「かっこいい青春でも美しき革命でもない」ブラック校則 ゆなさんの映画レビュー(感想・評価)
かっこいい青春でも美しき革命でもない
まず、演出が私の好みだった。最高の緩急と音楽の使い方。
それらを用いて描かれるのは、「何者でもない彼らの青春の軌跡」って感じ。
かっこいい青春でも、美しい革命でもない。
そんな美談はそうそうなくて。でも彼らは立ち上がった。
創楽と中弥だけじゃない。他の描かれた彼らも、描かれなかった彼らでさえ、それぞれ立ち上がったんだろうなーというのが、わかる。
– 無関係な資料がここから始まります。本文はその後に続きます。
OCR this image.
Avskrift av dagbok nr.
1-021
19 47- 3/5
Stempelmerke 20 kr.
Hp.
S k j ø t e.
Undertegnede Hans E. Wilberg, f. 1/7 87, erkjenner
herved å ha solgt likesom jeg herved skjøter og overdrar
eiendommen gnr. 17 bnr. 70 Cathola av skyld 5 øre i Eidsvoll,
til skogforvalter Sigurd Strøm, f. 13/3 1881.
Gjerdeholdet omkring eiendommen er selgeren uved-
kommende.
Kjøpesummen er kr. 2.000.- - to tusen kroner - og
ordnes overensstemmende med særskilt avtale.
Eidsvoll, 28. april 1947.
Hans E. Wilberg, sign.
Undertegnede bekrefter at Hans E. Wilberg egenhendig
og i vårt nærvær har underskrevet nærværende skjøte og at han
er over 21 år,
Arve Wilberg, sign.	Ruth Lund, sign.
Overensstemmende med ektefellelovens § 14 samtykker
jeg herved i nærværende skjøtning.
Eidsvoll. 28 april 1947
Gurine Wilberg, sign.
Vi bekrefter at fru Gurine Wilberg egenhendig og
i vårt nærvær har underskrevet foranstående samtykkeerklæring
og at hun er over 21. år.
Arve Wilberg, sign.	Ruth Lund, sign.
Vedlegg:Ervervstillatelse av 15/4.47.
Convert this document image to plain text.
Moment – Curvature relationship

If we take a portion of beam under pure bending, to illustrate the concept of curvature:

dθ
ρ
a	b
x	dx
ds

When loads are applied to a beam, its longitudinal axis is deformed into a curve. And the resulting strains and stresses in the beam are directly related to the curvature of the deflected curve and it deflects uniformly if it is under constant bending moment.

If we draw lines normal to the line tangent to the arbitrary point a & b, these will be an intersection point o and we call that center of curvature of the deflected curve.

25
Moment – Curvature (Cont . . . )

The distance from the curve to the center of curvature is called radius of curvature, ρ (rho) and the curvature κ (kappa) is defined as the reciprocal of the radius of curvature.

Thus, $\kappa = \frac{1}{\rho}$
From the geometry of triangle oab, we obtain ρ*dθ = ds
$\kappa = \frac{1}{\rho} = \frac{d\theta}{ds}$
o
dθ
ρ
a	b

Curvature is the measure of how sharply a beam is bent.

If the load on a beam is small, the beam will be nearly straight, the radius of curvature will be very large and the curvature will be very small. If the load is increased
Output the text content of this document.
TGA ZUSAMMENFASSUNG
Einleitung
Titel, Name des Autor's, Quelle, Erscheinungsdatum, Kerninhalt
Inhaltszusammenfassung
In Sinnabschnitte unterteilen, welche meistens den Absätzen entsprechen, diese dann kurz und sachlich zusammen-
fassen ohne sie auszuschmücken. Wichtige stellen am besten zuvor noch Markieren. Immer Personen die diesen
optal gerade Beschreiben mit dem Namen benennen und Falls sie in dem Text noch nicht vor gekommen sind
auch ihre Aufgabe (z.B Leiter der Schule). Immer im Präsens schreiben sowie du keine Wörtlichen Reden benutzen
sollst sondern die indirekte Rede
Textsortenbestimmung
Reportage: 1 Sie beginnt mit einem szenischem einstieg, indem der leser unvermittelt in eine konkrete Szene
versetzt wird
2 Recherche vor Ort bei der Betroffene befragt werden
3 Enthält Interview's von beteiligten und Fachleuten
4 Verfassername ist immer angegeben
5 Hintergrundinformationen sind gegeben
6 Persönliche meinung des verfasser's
「青春」とは言ったけど、大人にだってみてほしい。かっこよくも美しくもない荒削りな青春の軌跡を。
立ち上がれた人にも、立ち上がりたくても何もできなかった人にも、そもそも立ち上がるほどの情熱を抱いたことがない人にも、観てほしいなーと思う。
だってまじで全然かっこよくも美しくもないんだよあいつら。立ち上がったり座ったりするし、立ち上がっても誰もこっちを見てくれないし。でも立ち上がったやつらがいて。ひとりとかふたりとかじゃなくて、名前のない誰かがきっとたくさん、立ち上がってみたり座っちゃったりしてる。それだけなんだけど。そんなのみんなそうなんだけど。
描かれなかった「約500名」の声も感性も散りばめられていたのが本当によかった。だからこそ「何者でもない彼らの青春の軌跡」なんだよ。創楽も中弥も希央も、本当は何者でもない。それでも立ち上がってみることはできる。
彼らのこの先が、少し変わっていればいい、そう思った。